L’après-midi est consacrée au futur de la salle de cinéma, et dans un premier temps aux nouvelles offres et ligne éditoriale pour la salle de demain. Nico Simon, président d’Europa Cinemas et cofondateur d’Utopolis Cinemas Group, prévient : “Les salles Art et Essai risquent de disparaître avec leur public, vieillissant. Nous avons un rôle à jouer pour inciter les jeunes à venir dans les salles, surtout celles dont la programmation est plus exigeante. Il ne faut cependant pas sanctuariser la salle, parce qu’elle doit être capable d’évoluer rapidement. En France, le numérique serait arrivé plus tôt sans les “gardiens du temple”.” Les conditions de diffusion de l’œuvre sont également essentielles : “Il faut de la qualité, du confort, et respecter la création en projetant les films dans des conditions convenables.” Il rappelle également l’importance de la multiprogrammation, essentielle alors que le nombre de sorties augmente : “Garder un film qui ne marche pas longtemps, c’est du suicide pour un exploitant. Il faut garder certains films plus longtemps, mais avec moins de séances. Et les films doivent être bons !”.

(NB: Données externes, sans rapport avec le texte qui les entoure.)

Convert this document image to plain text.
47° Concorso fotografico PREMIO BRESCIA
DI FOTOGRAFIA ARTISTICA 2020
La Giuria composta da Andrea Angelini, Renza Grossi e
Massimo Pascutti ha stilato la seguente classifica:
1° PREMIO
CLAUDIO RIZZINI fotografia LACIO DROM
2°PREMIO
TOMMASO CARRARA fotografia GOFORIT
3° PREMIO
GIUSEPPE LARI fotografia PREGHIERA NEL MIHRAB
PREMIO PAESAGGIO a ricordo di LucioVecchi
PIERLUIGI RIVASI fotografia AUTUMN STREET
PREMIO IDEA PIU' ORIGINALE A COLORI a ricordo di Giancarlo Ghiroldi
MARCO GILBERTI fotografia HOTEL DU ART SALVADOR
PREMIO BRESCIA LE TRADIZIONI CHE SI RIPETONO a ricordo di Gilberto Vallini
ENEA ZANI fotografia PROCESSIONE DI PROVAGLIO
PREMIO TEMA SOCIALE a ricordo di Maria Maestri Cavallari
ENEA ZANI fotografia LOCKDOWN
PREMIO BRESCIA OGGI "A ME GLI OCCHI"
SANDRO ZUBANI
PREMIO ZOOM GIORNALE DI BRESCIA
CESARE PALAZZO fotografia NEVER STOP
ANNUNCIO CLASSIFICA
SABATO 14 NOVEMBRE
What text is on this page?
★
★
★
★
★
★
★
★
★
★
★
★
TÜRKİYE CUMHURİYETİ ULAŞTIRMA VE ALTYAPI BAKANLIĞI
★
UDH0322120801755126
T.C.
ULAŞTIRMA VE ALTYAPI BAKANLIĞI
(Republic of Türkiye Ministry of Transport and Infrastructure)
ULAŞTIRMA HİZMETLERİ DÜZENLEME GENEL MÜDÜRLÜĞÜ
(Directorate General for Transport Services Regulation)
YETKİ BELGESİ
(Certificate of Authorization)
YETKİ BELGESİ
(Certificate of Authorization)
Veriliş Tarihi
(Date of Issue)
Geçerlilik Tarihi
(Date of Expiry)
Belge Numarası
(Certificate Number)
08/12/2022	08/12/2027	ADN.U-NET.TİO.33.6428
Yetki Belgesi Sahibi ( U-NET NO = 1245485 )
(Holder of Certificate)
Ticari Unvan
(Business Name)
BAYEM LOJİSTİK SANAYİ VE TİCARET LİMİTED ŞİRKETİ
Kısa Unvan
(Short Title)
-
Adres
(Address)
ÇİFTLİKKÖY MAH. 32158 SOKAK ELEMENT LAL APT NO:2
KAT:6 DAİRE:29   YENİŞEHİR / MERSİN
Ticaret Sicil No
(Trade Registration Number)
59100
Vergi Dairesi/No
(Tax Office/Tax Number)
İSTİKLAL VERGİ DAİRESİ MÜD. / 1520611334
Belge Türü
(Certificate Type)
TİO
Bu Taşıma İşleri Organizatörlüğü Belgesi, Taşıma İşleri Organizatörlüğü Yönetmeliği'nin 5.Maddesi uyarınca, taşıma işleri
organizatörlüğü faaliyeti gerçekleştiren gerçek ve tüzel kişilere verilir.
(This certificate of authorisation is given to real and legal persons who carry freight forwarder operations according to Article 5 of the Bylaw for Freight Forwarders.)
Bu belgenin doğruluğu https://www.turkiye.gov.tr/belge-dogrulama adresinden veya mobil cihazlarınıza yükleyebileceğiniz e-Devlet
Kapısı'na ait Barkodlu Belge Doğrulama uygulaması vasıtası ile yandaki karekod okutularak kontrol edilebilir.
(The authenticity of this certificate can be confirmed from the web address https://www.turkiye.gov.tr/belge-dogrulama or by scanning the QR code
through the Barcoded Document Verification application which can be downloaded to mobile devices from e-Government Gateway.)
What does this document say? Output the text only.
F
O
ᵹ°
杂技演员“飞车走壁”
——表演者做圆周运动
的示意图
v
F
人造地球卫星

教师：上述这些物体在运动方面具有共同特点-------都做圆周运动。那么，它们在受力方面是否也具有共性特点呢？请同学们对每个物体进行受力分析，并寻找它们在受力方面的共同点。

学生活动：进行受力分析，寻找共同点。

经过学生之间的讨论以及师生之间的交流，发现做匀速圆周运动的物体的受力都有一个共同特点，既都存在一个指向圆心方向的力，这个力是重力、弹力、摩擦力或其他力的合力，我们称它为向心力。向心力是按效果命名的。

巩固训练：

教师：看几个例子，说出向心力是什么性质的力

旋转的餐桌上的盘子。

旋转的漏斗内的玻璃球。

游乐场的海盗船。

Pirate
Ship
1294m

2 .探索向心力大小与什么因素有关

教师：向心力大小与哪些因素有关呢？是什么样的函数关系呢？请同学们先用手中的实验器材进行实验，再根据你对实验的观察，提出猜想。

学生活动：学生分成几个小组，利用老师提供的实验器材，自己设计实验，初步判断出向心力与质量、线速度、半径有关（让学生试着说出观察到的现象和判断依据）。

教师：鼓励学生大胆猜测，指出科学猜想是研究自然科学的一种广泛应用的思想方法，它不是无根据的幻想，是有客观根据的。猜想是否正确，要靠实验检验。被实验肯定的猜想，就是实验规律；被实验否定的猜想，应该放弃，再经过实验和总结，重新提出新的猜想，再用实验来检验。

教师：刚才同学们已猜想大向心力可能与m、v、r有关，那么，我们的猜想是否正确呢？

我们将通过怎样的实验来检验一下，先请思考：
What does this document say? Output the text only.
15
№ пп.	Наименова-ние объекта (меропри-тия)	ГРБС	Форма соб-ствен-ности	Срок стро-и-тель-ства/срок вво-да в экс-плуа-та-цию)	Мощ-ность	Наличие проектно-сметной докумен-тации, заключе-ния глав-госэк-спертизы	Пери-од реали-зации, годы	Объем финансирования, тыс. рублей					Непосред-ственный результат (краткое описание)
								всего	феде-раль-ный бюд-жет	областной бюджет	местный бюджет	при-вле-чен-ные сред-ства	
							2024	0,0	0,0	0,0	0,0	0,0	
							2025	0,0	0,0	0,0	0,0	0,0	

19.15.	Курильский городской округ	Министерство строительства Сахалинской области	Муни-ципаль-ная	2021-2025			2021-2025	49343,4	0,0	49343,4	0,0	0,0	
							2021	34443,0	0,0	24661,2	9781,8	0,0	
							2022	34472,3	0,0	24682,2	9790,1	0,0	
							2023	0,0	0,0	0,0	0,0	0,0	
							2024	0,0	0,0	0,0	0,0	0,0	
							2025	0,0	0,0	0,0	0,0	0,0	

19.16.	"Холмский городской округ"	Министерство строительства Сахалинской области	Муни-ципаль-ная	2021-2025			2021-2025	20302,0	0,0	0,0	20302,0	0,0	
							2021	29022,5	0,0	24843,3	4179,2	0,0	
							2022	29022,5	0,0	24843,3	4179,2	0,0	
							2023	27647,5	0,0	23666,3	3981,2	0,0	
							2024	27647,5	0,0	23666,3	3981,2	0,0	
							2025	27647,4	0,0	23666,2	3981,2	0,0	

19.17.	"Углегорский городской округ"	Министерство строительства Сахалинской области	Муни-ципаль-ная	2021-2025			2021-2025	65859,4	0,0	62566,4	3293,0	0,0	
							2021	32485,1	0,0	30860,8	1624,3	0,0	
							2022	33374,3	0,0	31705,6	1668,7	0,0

Yannick Reix, directeur du Café des Images d’Hérouville-Saint-Clair (Calvados) et président de l’ACOR (Association des Cinémas de l’Ouest pour la Recherche), se dit lui “gêné par le vocabulaire œcuménique, qui laisse penser que ce qui ne va pas en salle, ce n’est pas du cinéma. On peut construire sa cinéphilie par des VHS, ou Internet. Netflix va devenir un acteur encore plus important. En revanche, il y a moins de subventions et l’on doit diversifier les besoins de financement. C’est la multiplicité des activités qui permet de construire quelque chose”. Madeleine Probst, productrice de programmes au Watershed à Bristol (Royaume-Uni), approuve : “Il faut réimaginer l’espace, établir des partenariats et aussi sortir de la salle pour toucher une démographie différente. Le film sert à remettre en scène un lieu par rapport au public.” La question de l’aménagement du territoire est également fondamentale pour Yannick Reix ainsi que Nico Simon, qui proclame : “Ce que les politiciens attendent de nous, c’est que nous animions les centres-villes. Sauf que s’ils sont morts à 19h, le cinéma meurt aussi”.